In a dark room the door opens and a small shadow stands at the door way.
Esteban: *flinches shaking in fear*
The light turns on, it's Fernando
Fernando: Why is it so dark? Why are you shaking?!?!?
Esteban: *looking around in panic still shaking, whispers* ever since Suzuka I've been hiding from Yuki.
Fernando: Why are you hiding from Yuki?!?
Esteban: *whisper shouts* don't be so loud!
Yuki: * holding a bat* I found you, you fucking baguette! You stole my Pierre!
Esteban: *on his knees crying* please I don't want him! take him back! I'm sorry!!
Lando: Hey Lewis can you help me, I wanna learn how to read. :)

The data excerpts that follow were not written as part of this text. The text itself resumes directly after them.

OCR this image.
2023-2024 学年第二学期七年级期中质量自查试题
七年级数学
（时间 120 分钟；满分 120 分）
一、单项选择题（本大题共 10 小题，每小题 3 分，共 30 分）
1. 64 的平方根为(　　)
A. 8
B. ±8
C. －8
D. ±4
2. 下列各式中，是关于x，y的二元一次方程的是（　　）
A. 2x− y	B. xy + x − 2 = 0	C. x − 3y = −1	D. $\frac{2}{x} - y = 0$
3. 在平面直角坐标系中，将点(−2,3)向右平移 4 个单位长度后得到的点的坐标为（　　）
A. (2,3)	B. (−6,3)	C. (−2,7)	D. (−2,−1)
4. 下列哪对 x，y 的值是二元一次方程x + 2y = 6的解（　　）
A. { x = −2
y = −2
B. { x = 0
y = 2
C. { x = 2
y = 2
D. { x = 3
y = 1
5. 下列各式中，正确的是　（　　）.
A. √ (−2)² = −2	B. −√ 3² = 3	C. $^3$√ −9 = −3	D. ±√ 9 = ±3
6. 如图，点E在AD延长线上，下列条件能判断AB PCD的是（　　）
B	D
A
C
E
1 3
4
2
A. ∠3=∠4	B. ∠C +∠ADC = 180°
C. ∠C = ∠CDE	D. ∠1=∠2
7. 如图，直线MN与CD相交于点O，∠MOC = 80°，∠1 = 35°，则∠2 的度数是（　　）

Lewis: Uhhh.........Jenson?
Jenson: Uhhh......David?
David: Well.....You know son, as someone who was also a racing driver you don't really need to learn how to rea-
Seb: Nope! Absolutely not! Lando, I will help you!
AM 2023
*Fernando wrecking havoc on the AM team*
*Lance and Felipe hiding in the shadows wide eyed*
Lance: *whispering* Maybe if we just stay quiet they'll forget we're even here.
Felipe: *quietly nods his head too scared to make a noise*
Lawrence and Mike: *death gripping their hair, on the verge of an impending breakdown*
Nico: *eating popcorn* who do you think will break first?
Jess: *also eating popcorn* I say Mike
Stoffel: * after being handed a popcorn and told to sit and watch* I say both.